NEW YORK—A New York City councilman has introduced a bill that would require New York City chain restaurants to add warning labels next to menu items that have more than 50 grams of added sugar, reports New York 1.
“I think for so many New Yorkers, they’re walking into their favorite store to get a beverage or a meal, they’re going to a live event and they’re getting those really, really big fountain sodas or some other item and they don’t even realize how much sugar is in it,” Keith Powers, the councilman who introduced the bill, told the network. “We’re talking 15, 16 packs of sugar in a large fountain soda. I don’t think many New Yorkers realize how bad it is for your health.”

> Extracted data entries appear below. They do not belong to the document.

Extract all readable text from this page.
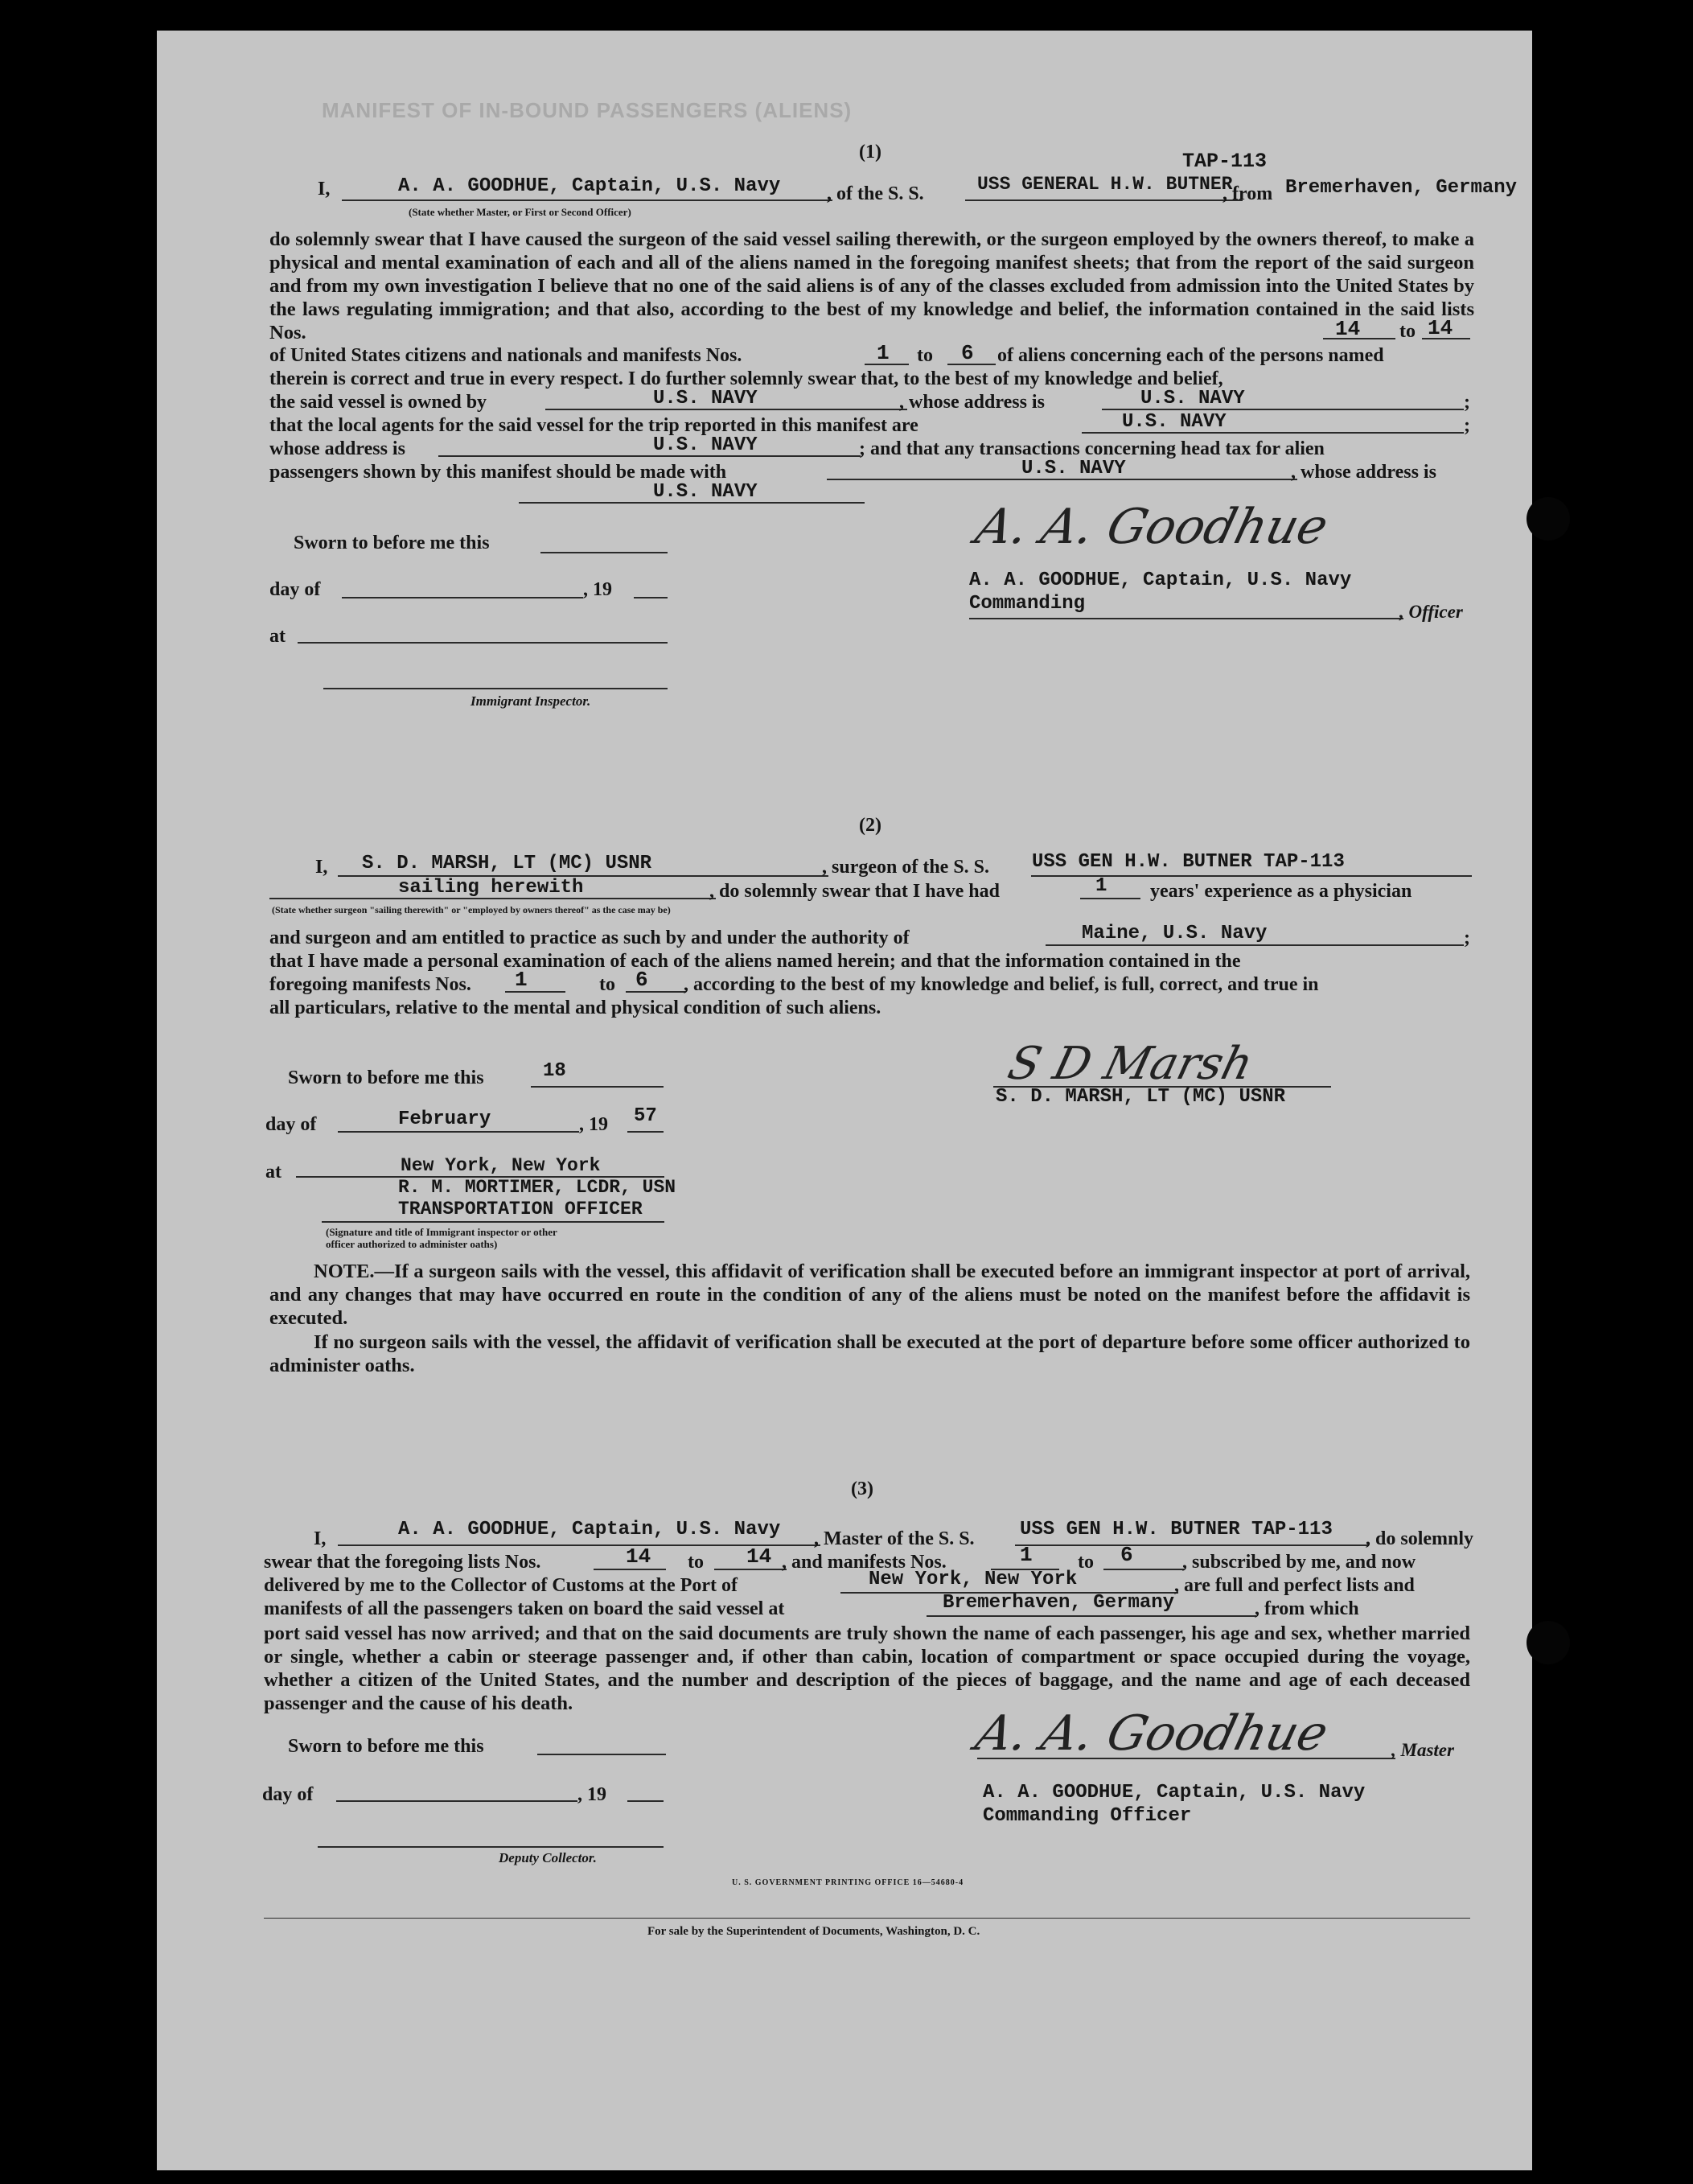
MANIFEST OF IN-BOUND PASSENGERS (ALIENS)
(1)	TAP-113
I,	A. A. GOODHUE, Captain, U.S. Navy , of the S. S.	USS GENERAL H.W. BUTNER
, from Bremerhaven, Germany
(State whether Master, or First or Second Officer)
do solemnly swear that I have caused the surgeon of the said vessel sailing therewith, or the surgeon employed by the owners thereof, to make a physical and mental examination of each and all of the aliens named in the foregoing manifest sheets; that from the report of the said surgeon and from my own investigation I believe that no one of the said aliens is of any of the classes excluded from admission into the United States by the laws regulating immigration; and that also, according to the best of my knowledge and belief, the information contained in the said lists Nos.	14 to 14
of United States citizens and nationals and manifests Nos.	1 to 6 of aliens concerning each of the persons named
therein is correct and true in every respect. I do further solemnly swear that, to the best of my knowledge and belief,
the said vessel is owned by	U.S. NAVY	, whose address is	U.S. NAVY	;
that the local agents for the said vessel for the trip reported in this manifest are	U.S. NAVY	;
whose address is	U.S. NAVY	; and that any transactions concerning head tax for alien
passengers shown by this manifest should be made with	U.S. NAVY	, whose address is
U.S. NAVY
Sworn to before me this
day of	, 19
at
Immigrant Inspector.
A. A. Goodhue
A. A. GOODHUE, Captain, U.S. Navy
Commanding	, Officer
(2)
I, S. D. MARSH, LT (MC) USNR	, surgeon of the S. S. USS GEN H.W. BUTNER TAP-113
sailing herewith	, do solemnly swear that I have had	1 years' experience as a physician
(State whether surgeon "sailing therewith" or "employed by owners thereof" as the case may be)
and surgeon and am entitled to practice as such by and under the authority of	Maine, U.S. Navy	;
that I have made a personal examination of each of the aliens named herein; and that the information contained in the
foregoing manifests Nos. 1	to 6 , according to the best of my knowledge and belief, is full, correct, and true in
all particulars, relative to the mental and physical condition of such aliens.
Sworn to before me this	18
day of	February	, 19 57
at	New York, New York
R. M. MORTIMER, LCDR, USN
TRANSPORTATION OFFICER
(Signature and title of Immigrant inspector or other officer authorized to administer oaths)
S D Marsh
S. D. MARSH, LT (MC) USNR
NOTE.—If a surgeon sails with the vessel, this affidavit of verification shall be executed before an immigrant inspector at port of arrival, and any changes that may have occurred en route in the condition of any of the aliens must be noted on the manifest before the affidavit is executed.
If no surgeon sails with the vessel, the affidavit of verification shall be executed at the port of departure before some officer authorized to administer oaths.
(3)
I,	A. A. GOODHUE, Captain, U.S. Navy , Master of the S. S. USS GEN H.W. BUTNER TAP-113 , do solemnly
swear that the foregoing lists Nos.	14 to 14 , and manifests Nos.	1 to 6	, subscribed by me, and now
delivered by me to the Collector of Customs at the Port of	New York, New York	, are full and perfect lists and
manifests of all the passengers taken on board the said vessel at	Bremerhaven, Germany	, from which
port said vessel has now arrived; and that on the said documents are truly shown the name of each passenger, his age and sex, whether married or single, whether a cabin or steerage passenger and, if other than cabin, location of compartment or space occupied during the voyage, whether a citizen of the United States, and the number and description of the pieces of baggage, and the name and age of each deceased passenger and the cause of his death.
Sworn to before me this
day of	, 19
Deputy Collector.
A. A. Goodhue	, Master
A. A. GOODHUE, Captain, U.S. Navy
Commanding Officer
U. S. GOVERNMENT PRINTING OFFICE 16—54680-4
For sale by the Superintendent of Documents, Washington, D. C.
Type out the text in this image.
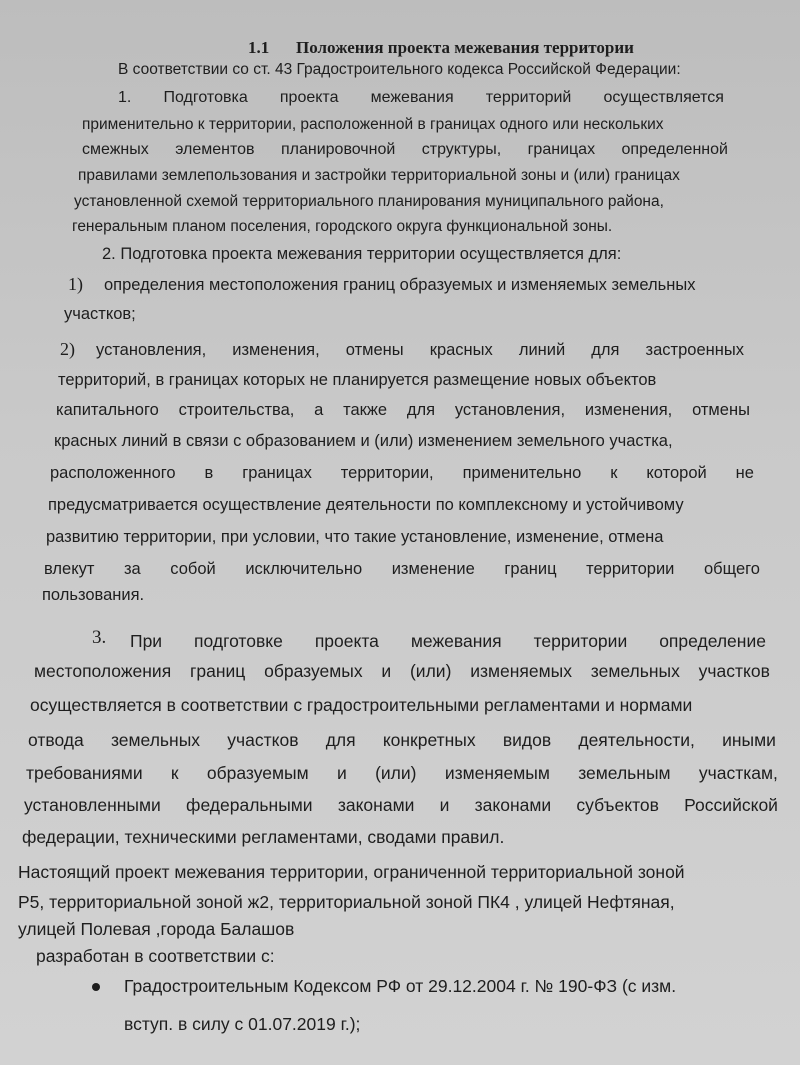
1.1 Положения проекта межевания территории
В соответствии со ст. 43 Градостроительного кодекса Российской Федерации:
1. Подготовка проекта межевания территорий осуществляется
применительно к территории, расположенной в границах одного или нескольких
смежных элементов планировочной структуры, границах определенной
правилами землепользования и застройки территориальной зоны и (или) границах
установленной схемой территориального планирования муниципального района,
генеральным планом поселения, городского округа функциональной зоны.
2. Подготовка проекта межевания территории осуществляется для:
1) определения местоположения границ образуемых и изменяемых земельных
участков;
2) установления, изменения, отмены красных линий для застроенных
территорий, в границах которых не планируется размещение новых объектов
капитального строительства, а также для установления, изменения, отмены
красных линий в связи с образованием и (или) изменением земельного участка,
расположенного в границах территории, применительно к которой не
предусматривается осуществление деятельности по комплексному и устойчивому
развитию территории, при условии, что такие установление, изменение, отмена
влекут за собой исключительно изменение границ территории общего
пользования.
3. При подготовке проекта межевания территории определение
местоположения границ образуемых и (или) изменяемых земельных участков
осуществляется в соответствии с градостроительными регламентами и нормами
отвода земельных участков для конкретных видов деятельности, иными
требованиями к образуемым и (или) изменяемым земельным участкам,
установленными федеральными законами и законами субъектов Российской
федерации, техническими регламентами, сводами правил.
Настоящий проект межевания территории, ограниченной территориальной зоной
Р5, территориальной зоной ж2, территориальной зоной ПК4 , улицей Нефтяная,
улицей Полевая ,города Балашов
разработан в соответствии с:
Градостроительным Кодексом РФ от 29.12.2004 г. № 190-ФЗ (с изм.
вступ. в силу с 01.07.2019 г.);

The bill, called the Sweet Truth Act, has support from some health advocates, and New York City Mayor Eric Adams is open to considering the legislation.
In a statement, Adams said that improving the public health of New York City “is a key priority for the Adams administration. We will review the legislation.”
Similar measures have been passed in New York City. Last year, a law was enacting mandating chain restaurants place sugar warnings on their pre-packaged foods.
In 2008, New York City mandated calorie counts for food items on chain restaurant menus.
Next month in the U.K., legislation will take effect that places limitations on high fat, sugar and salt (HFSS) products. The law will restrict where impulse sweets and snack foods and beverages can be displayed in shops and how they can be promoted. The rules apply to brick-and-mortar stores larger than 2,000 square feet in size with 50 or more employees, chains or franchises with 50 or more employees and online marketplaces.
The measures are part of the U.K.’s fight against childhood obesity, and retailers can’t stock HFSS items by the checkout or at the end of gondolas. The rules include restrictions on multibuy promotions such as “buy one get one free” or “3 for 2” offers on these products, but those will not be implemented until October 2023.